See more setuptools arguments here.

This part looks deceptively long, but with some copy-pasting from pre-existing packages, the setup.py should not take you more than a minute or two!

requirements.txt 📂

This file is only necessary when you’re publishing your code for others to use. It should be located in the main directory as well. The name of this should have the word requirements in there somewhere, but I don’t believe the naming is rigorous.
This will be a really simple text file. Each line contains the name of a dependency, and equalities/inequalities for their supported versions.
numpy
scipy
pandas
bokeh>=1.4.0
...

Version Specification: - without version specifiers means your package supports all versions. - bokeh==1.4.0: must be on version 1.4.0 - bokeh>=1.4.0 or bokeh~=1.4.0: the minimum version is 1.4.0 - bokeh!=1.4.0: version exclusion, anything but 1.4.0

Although pip will check install_requires in setup.py, this is a really convenient file to have.

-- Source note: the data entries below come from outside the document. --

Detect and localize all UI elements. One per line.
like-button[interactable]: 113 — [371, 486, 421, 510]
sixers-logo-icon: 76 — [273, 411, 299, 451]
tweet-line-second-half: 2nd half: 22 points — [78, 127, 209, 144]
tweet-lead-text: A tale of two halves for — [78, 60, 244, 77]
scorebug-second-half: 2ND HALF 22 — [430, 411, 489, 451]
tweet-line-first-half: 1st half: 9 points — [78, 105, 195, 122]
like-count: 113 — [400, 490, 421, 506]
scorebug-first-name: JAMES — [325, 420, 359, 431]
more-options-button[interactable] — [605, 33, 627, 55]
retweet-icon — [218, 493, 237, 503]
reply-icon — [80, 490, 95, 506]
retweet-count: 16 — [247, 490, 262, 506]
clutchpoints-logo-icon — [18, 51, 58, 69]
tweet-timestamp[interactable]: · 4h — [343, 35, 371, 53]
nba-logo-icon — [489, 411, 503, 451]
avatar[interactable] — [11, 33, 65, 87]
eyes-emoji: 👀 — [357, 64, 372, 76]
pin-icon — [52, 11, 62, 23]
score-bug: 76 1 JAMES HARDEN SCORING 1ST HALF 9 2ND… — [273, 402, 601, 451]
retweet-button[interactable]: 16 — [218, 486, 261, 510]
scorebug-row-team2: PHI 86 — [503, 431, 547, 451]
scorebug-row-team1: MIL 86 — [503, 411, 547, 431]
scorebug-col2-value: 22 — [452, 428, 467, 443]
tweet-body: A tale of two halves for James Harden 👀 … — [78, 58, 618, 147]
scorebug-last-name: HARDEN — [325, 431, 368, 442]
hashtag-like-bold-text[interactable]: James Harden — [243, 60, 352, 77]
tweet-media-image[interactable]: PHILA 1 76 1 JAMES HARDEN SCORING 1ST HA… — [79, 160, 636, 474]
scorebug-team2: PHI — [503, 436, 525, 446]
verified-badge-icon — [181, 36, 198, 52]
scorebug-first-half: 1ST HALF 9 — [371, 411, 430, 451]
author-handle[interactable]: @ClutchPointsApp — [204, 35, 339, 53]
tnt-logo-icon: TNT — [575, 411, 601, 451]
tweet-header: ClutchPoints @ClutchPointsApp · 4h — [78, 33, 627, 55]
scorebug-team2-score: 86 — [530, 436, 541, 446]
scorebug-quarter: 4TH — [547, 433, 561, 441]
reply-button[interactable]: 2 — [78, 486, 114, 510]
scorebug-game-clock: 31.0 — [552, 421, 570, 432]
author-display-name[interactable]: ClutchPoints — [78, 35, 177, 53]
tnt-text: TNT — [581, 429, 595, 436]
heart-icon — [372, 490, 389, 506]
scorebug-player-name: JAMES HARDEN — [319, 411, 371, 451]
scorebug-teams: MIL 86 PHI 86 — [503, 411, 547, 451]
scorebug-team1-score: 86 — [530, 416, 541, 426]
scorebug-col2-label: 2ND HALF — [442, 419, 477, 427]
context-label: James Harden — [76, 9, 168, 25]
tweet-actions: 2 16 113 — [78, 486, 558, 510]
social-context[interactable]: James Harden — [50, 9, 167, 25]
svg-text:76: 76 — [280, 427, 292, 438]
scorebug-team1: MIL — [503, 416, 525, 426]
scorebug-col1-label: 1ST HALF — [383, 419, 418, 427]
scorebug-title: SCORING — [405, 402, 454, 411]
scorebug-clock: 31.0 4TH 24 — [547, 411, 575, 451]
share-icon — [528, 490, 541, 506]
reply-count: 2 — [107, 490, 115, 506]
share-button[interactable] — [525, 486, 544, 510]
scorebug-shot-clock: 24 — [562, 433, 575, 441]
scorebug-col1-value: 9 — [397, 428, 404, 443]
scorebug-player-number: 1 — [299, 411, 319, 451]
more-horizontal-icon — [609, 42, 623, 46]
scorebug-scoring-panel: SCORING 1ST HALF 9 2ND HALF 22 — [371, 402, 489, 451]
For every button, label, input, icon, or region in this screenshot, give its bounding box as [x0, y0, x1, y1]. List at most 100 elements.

The reason is that once you’re starting to think about the user, you’ll realize that setting up a virtual environment will mimic a fresh environment on a different machine.

Setting up a virtual environment

It only takes two command lines! Replace name_of_virtual_env with anything you like. Then activate it. Your command line prompt will now have (name_of_my_virtual_env).

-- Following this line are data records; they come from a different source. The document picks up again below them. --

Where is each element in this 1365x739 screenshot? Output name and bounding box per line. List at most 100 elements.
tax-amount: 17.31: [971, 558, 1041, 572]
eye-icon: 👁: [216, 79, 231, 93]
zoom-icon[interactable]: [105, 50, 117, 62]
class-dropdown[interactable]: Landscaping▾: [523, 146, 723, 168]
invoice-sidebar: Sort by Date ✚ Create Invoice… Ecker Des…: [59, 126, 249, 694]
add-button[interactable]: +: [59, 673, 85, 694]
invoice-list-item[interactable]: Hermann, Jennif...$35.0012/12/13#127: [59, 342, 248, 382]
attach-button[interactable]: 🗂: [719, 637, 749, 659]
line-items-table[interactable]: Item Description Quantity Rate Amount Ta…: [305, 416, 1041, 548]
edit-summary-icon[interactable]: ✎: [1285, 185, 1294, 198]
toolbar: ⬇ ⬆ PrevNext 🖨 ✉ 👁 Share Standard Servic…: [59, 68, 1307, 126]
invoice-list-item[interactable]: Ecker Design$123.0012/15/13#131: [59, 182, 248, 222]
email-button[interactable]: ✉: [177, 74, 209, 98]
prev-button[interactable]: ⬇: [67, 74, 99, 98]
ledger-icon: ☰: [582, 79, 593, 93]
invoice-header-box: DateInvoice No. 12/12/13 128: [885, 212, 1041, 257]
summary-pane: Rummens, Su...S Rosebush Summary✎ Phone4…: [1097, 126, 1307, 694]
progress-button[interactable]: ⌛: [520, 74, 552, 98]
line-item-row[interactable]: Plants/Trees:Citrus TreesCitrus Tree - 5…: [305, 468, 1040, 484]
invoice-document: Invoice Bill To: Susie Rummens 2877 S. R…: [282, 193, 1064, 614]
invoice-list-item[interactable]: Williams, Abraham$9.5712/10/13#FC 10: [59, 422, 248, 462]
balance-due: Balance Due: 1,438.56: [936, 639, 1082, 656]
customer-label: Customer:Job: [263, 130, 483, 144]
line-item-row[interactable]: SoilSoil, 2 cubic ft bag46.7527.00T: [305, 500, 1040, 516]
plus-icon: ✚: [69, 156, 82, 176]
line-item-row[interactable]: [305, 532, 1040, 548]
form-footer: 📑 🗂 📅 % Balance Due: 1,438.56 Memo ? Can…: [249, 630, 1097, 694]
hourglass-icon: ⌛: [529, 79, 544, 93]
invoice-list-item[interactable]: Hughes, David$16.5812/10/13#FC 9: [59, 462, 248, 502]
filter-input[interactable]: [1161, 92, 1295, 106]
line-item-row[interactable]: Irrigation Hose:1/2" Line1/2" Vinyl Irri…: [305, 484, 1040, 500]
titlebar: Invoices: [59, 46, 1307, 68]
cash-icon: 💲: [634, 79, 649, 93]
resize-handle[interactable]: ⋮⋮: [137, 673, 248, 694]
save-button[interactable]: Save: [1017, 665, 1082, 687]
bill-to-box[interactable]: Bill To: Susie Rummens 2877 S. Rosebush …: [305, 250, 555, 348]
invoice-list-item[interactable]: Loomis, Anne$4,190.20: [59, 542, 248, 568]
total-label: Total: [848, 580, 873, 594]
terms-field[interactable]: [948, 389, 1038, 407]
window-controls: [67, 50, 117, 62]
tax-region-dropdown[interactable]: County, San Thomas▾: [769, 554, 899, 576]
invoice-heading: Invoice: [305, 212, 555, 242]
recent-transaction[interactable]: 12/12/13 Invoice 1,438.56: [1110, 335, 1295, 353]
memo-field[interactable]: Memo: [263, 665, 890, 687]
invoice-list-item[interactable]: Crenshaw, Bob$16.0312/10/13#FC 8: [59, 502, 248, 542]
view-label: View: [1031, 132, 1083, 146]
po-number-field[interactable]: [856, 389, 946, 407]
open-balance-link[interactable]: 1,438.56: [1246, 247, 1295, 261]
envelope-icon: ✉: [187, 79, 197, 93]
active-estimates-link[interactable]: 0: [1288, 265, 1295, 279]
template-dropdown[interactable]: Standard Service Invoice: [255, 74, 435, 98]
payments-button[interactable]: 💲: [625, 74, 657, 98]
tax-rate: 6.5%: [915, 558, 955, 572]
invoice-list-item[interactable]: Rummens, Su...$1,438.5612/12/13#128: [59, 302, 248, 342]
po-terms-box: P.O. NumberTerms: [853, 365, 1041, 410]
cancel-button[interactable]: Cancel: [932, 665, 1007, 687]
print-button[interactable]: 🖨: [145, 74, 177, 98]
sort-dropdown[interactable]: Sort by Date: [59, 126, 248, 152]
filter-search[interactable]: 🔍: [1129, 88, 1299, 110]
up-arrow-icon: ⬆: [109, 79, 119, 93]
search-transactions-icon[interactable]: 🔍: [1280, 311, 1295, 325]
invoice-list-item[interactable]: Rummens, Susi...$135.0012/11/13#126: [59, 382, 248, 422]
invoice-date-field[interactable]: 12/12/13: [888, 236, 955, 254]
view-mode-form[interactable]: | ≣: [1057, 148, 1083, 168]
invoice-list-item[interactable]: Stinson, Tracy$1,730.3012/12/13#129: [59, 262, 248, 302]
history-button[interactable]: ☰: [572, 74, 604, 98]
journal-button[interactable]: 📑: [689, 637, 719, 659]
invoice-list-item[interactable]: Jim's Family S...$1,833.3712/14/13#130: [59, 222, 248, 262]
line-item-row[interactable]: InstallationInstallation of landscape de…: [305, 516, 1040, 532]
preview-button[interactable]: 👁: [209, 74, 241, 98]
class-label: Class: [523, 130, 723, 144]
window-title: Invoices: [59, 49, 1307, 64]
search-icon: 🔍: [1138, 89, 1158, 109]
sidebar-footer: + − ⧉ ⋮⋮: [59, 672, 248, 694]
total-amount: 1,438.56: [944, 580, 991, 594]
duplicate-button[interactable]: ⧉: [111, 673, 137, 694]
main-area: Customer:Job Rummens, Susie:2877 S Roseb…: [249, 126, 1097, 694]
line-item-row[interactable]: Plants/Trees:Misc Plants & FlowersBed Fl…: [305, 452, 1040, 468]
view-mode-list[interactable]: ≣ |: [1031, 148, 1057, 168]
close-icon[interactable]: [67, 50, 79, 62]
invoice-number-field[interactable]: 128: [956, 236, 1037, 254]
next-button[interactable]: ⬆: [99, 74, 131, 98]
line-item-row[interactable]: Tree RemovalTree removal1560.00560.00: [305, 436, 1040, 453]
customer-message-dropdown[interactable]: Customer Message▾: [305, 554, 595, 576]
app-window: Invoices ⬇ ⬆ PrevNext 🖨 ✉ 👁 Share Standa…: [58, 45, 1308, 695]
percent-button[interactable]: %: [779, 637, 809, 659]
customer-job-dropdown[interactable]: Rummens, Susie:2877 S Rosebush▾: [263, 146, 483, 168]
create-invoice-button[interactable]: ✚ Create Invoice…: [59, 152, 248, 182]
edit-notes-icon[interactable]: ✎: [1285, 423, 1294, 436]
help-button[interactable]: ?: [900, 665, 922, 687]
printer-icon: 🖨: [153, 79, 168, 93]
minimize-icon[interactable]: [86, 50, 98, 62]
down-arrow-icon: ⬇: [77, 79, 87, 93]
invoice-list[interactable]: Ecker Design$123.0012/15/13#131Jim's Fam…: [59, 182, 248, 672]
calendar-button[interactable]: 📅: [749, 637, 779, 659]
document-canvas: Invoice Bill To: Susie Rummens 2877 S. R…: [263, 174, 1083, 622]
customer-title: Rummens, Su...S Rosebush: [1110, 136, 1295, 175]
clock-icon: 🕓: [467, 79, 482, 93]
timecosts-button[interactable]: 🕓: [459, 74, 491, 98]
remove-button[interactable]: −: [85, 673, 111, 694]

python3.x -m venv name_of_virtual_env

source name_of_virtual_env/bin/activate

When activated, you can install packages in requirements.txt with the following command:

pip install -r requirements.txt

This will install your package dependencies in a fresh environment, and ignore (for the most part) the configurations of your local machine. When you’re done testing your code, deactivate it simply with

deactivate

README.md 📂

README’s are lovely. The name commands so much attention, and is what I typically open when a foreign package arrives on my screen. For relatively small packages, your documentation goes here. Another common file extensions is .rst (reStructuredText).

LICENSE.txt 📂

Every package uploaded to PyPI should have a license. Github has a website to help you choose. Licenses are typically text files, but I believe markdown is supported as well.